Als man ihm hinterbrachte, dass die Volksgenossen dem abgesandten Amtswalter der Partei, also dem Überbringer der Hiobsbotschaft, flüsternd hinter vorgehaltener Hand das schauerliche Stigma des „Totenvogels“ anhefteten, lächelte er nur apathisch, winkte ab und vergaß es wieder.
Die Zeit ging derweil darüber hin.
In den ersten Septembertagen des Jahres 39 hatten die unsicheren Zeitläufte Gustav auf dem Bahnhof der Stadt eine neue Heimat geschenkt. Seine Söhne standen an den Fronten des Krieges. Nach Hause zog ihn wenig. Zwar kümmerte er sich hingebungsvoll um Hildegard, aber sie kränkelte nachhaltig, das heißt, sie wurde eigentlich nie wieder gesund. Allenfalls ging es der Guten zeitweise besser. Was Gustav an Lebensmitteln oder anderen Dingen nebenbei „organisieren“ konnte, gab er seiner Frau. Das ermunterte sie, hellte ihre trübe Grundstimmung bisweilen auf. Manchmal konnte er auch mit ihr noch reden, scherzen und blöde Witze reißen, ganz so wie in alten Zeiten. Jedoch, sie ermüdete schnell und tippelte dann ins Schlafzimmer, um zu ruhen.
Das Einvernehmen zwischen den Gatten bestand, war auch irgendwie tief, grundehrlich und vertraut, obwohl nichts mehr so wie früher war.
Aber dennoch schien Gustav froh, wenn er in seine ockerfarbene Parteiuniform schlüpfen, der im Bett liegenden Hildegard die Stirn küssen und leise sprechen konnte:
„Ich will Dich nicht stören, Mutti, aber ich muss zum Dienst.“
Ganz behutsam legte er dann immer die Tür ins Schloss, nur um ja keine Geräusche zu verursachen.
Jedes Mal, wenn er dann vor die Haustür trat, atmete er befreit durch, obwohl er dieses unwillkürlich aufkommende Wohlgefühl tief im Innern als verwerflich verurteilte.

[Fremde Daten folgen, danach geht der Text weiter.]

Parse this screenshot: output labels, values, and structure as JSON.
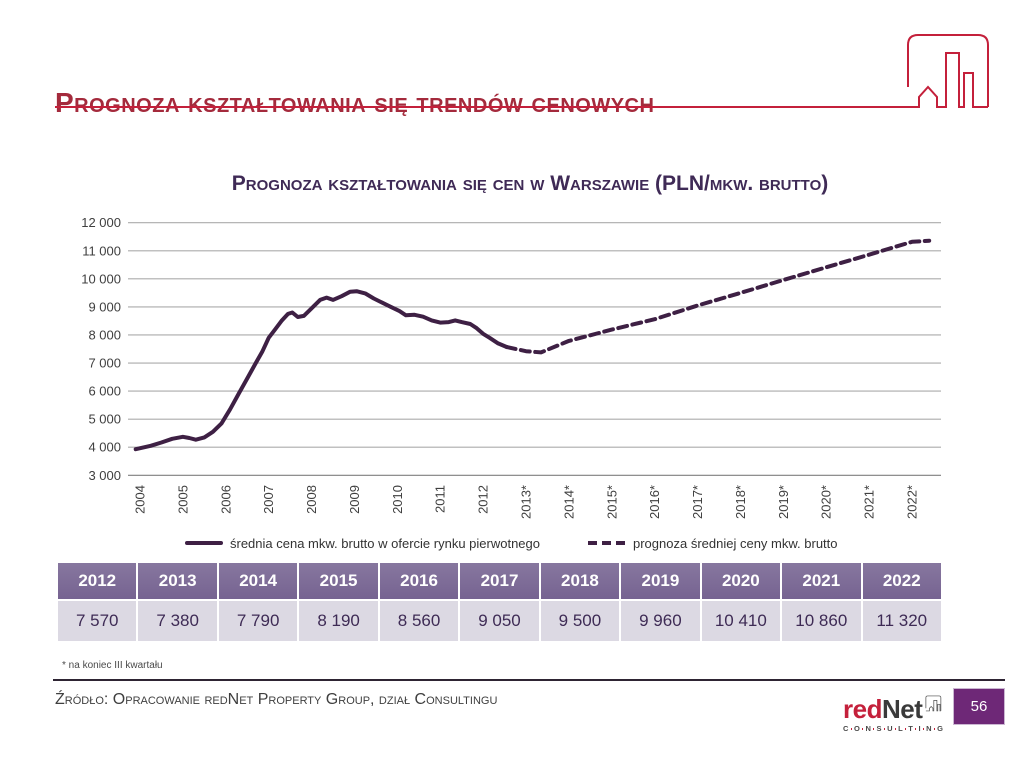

Von der Katharinenstraße führte sein Weg zu dem bewussten Bahnübergang, an dem heute keine Sozis mehr rumlümmelten – die hatte man nämlich alle schon weggesperrt oder durch nachhaltige Erziehung geläutert. Ein überlegenes Lächeln huschte an diesem Ort über das Gesicht des kleinen Mannes. Sodann stürmte er den Fürstenweg entlang und erreichte schnurstracks und schnellen Schrittes sein Ziel. Die genagelten Eisen seiner Stiefel knallten hart auf`s Kopfsteinpflaster. Bei Trockenheit zündete ab und an ein Funke deswegen. Zu gewöhnlichen Zeiten fühlte er sich dann gut, wichtig, bestätigt, zufrieden.
Nach einer guten Viertelstunde Weg, den er bei klirrendem Frost, in der Zeit der Frühlingsblüte, bei brütender Hitze oder auch sturmgepeitschten Regengüssen zurücklegte, gelangte er auf s e i n e m Bahnhof an.
Mit verbundenen Augen hätte Gustav zu seinem Bestimmungsort finden können. Wie die Sterne den Seefahrer leiten, so führten die dröhnenden Rangiergeräusche, der penetrante Gestank von Schmierfetten und erstickenden Kohlegasen sowie die plärrenden Lautsprecheransagen, deren Töne der Wind zerhackte, den kleinen Mann mit schlafwandlerischer Sicherheit zu seinem Ziel.
Seit Kriegsbeginn schritt Gustav Brennicke diesen Weg mindestens vier -, fünf,- oder gar sechsmal in der Woche ab. In den ersten Jahren noch mit einer gewissen zeremoniellen Steifheit, die auf dem vermeintlichen Gefühl außerordentlicher Wichtigkeit beruhte, später voller Sorgen und Kummer.